I take off my gloves, because that is what I can do now. I’m on a crowded bus, thick with winter coats of grey and brown brushing up against me. The heat is blasting and I am prickly and sensitive from my grief. There is no personal space. The best I can do is take off my gloves. I probably forget to put them in my pockets.

I get distracted with random thoughts, perhaps some sadness, and totally forget about the gloves until I get off the bus and once again start to feel the cold. The gloves probably slip from my lap and end up on the gritty bus floor.

Living in New York City is challenging, but I love it. I have seen people run down the street in freezing temperatures to return a dropped glove, but i have lost mine on a crowded bus and there will be no finding them.

My mother feels bad, so she buys me a pair of fancy gloves. I lose them too.

I start buying cheap gloves at the drugstore.

Summer 2001  New York City

I want to paint. I have been painting like crazy. I need to paint. But it is summer school in the continuing education program and sometimes the classes do not fill up.

The teacher puts us in a room and tells us what they are offering. There’s a drawing class and a design class. I look at the the teacher, Richard PItts, and say, “I want to paint.” He sees something in me, maybe in my eyes. He tells me if I sign up for his class, he will let me paint; so I do, and he keeps his word.

He puts me in a room by myself and sets up a still life. We decide on a limited pallet. Because I use so many bright colors when face painting, it will be a good challenge-white, black, yellow ochre, and burnt sienna. And for five or six weeks, twice a week for three hours, I am in a room by myself having a Zen painting experience.

Richard pops in from time to time. “Lighter lights, darker darks,” he says as he runs out the door. And I am left to study the objects. To get into their souls.
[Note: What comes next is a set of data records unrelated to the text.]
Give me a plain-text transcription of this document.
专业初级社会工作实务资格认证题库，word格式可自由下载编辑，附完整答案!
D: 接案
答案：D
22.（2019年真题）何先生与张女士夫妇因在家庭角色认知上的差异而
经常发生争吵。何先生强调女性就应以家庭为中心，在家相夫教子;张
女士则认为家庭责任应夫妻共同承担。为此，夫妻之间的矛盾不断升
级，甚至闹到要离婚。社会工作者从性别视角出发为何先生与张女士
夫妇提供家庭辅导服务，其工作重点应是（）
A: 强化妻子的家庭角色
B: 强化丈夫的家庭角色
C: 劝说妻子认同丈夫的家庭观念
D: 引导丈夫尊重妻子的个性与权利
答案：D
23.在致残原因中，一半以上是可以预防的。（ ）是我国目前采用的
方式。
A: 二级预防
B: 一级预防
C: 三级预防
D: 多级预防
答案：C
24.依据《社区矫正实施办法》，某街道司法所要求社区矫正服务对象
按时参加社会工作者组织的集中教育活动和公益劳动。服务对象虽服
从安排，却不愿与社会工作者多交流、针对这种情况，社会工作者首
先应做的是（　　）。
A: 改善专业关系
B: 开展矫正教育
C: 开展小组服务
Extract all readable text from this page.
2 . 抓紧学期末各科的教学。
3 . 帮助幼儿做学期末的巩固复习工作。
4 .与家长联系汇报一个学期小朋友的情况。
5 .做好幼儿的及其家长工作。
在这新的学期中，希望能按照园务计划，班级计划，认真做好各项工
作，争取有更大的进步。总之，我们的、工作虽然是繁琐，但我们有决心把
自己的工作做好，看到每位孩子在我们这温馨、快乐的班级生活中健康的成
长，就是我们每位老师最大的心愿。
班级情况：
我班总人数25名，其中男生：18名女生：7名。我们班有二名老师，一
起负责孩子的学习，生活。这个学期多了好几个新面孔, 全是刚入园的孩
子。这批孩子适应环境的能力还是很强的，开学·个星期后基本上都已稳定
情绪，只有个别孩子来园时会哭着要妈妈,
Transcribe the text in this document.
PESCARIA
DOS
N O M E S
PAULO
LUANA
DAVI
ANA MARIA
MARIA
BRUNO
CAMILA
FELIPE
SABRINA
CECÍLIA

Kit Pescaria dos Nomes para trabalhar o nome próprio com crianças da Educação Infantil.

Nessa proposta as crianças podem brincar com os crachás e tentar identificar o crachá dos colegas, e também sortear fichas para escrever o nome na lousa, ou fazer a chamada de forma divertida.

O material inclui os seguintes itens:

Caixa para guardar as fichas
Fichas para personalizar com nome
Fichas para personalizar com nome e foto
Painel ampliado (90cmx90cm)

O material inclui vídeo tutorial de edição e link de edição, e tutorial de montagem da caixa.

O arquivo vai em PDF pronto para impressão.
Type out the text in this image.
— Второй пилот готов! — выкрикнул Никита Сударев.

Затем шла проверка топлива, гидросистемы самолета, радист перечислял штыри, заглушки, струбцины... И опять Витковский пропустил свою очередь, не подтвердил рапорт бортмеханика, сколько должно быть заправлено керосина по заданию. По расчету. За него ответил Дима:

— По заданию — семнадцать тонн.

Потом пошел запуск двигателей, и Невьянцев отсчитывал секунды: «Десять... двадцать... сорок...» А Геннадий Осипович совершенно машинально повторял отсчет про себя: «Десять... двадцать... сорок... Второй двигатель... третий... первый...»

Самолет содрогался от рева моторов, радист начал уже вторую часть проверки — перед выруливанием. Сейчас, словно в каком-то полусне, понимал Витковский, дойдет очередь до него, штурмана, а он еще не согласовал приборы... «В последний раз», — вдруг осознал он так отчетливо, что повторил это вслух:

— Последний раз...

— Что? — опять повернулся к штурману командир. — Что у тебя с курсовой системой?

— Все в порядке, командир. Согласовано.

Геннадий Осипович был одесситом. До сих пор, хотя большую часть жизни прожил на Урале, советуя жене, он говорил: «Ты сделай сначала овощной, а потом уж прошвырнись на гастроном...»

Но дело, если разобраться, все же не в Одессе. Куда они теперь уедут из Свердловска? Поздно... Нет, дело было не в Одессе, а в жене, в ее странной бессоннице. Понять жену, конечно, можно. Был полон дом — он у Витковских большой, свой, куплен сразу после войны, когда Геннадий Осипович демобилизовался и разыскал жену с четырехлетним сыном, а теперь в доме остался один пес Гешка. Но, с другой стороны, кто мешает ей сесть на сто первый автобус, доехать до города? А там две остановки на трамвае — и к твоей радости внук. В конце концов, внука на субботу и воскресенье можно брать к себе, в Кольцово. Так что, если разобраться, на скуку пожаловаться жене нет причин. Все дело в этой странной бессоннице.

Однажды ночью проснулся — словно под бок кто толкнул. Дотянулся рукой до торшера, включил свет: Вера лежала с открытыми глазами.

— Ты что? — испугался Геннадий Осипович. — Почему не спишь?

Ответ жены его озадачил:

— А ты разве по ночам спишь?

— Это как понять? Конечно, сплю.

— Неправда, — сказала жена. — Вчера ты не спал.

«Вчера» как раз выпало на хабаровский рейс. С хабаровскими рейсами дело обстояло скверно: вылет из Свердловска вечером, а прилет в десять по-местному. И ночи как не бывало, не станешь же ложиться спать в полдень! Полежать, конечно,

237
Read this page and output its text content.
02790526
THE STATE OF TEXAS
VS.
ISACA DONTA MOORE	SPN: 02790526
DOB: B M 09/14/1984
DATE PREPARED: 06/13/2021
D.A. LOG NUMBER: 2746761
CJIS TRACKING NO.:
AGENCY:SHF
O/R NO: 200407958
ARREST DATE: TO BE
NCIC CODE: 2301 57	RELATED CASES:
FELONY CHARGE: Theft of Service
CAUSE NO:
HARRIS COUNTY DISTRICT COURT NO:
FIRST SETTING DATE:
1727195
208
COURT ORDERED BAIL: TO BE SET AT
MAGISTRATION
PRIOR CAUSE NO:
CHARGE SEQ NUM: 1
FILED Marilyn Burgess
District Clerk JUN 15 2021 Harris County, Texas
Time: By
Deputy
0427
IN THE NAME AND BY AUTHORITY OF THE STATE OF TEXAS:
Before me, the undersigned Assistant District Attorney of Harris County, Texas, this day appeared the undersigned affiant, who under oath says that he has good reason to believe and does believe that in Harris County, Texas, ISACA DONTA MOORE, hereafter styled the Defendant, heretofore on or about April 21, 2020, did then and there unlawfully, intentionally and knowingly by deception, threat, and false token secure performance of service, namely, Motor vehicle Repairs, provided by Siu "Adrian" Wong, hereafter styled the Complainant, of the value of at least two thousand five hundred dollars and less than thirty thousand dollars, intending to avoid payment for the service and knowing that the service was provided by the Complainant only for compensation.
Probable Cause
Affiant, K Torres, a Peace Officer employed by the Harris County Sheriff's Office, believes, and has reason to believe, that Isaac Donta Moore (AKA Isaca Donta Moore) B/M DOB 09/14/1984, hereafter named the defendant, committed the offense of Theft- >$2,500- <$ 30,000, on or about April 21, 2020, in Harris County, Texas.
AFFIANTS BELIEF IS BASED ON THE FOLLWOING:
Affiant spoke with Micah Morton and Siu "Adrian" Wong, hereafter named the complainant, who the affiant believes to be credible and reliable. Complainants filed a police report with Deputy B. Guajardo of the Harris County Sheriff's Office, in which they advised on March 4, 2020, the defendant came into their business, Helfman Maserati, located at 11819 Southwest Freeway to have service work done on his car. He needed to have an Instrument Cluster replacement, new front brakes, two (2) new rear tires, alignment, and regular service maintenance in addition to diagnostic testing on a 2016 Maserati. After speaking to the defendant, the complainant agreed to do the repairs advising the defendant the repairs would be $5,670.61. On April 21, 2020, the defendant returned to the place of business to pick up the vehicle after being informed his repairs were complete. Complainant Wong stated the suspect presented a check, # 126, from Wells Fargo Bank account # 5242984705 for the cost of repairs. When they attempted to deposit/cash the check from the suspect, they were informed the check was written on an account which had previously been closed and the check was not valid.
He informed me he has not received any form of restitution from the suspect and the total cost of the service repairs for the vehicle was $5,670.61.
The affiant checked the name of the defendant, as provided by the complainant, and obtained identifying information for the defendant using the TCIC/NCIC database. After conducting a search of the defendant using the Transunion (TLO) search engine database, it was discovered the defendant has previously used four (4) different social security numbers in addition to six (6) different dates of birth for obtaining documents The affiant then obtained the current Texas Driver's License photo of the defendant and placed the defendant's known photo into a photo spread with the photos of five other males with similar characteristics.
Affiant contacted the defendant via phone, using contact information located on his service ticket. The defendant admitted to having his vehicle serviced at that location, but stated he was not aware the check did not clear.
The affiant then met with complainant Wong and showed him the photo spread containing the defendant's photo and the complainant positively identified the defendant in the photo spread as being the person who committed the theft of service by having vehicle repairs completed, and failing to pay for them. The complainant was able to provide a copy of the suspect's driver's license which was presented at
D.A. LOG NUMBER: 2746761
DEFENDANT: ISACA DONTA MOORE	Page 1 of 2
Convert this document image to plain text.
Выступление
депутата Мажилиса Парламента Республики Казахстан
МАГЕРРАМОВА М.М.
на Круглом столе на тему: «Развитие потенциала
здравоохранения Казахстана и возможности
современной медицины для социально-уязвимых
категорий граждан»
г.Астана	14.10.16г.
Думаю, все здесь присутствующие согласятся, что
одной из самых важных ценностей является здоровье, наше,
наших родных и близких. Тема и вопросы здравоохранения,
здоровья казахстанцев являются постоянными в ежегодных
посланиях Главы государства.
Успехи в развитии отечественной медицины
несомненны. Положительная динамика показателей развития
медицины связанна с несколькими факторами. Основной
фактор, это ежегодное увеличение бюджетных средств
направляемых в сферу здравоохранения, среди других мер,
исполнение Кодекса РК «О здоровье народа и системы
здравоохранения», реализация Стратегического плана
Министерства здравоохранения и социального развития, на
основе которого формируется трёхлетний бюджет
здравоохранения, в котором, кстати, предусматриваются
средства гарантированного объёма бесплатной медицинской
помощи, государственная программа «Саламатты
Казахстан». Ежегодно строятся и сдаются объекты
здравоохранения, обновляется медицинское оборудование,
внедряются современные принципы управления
I see entire universes in a plastic orange. I see galaxies in a piece of driftwood.

He pops back in, picks up one of my brushes, and with one stroke or a dab or white, an object has more depth. I think it is magic.

I lose track of time. Three hours turns into four, then five, maybe more. Richard tells me to lock the door when I leave. I have my own private painting studio that summer in a classroom at FIT.

Febrary 25, 2018- Philadelphia

It is six months after Suzanne’s passing and the shock is wearing off. I have been hypervigilant because of all the tasks I have had to do, but after a big break at the beach where everything s-l-o-w-e-d d-o-w-n, things are getting harder.

The fog is different now. I have been writing since visiting Kripalu in December. Writing comes from my feeling brain. It bypasses the thinking brain. I can write in the fog. It helps me get some clarity in the fog.

I want to write every day, so I leave the house with my writing notebook every day. While writing, I dive into my grief and express every aspect of it. I get to remember things I had forgotten and begin to put the story of my journey dow on paper. I haven’t felt this kind of committment to anything in a very long time.

I go to the bak to withdraw some money from the ATM and realize I don’t have my wallet. I don’t have my wallet, but I have my notebook. Writing has become my lifeline.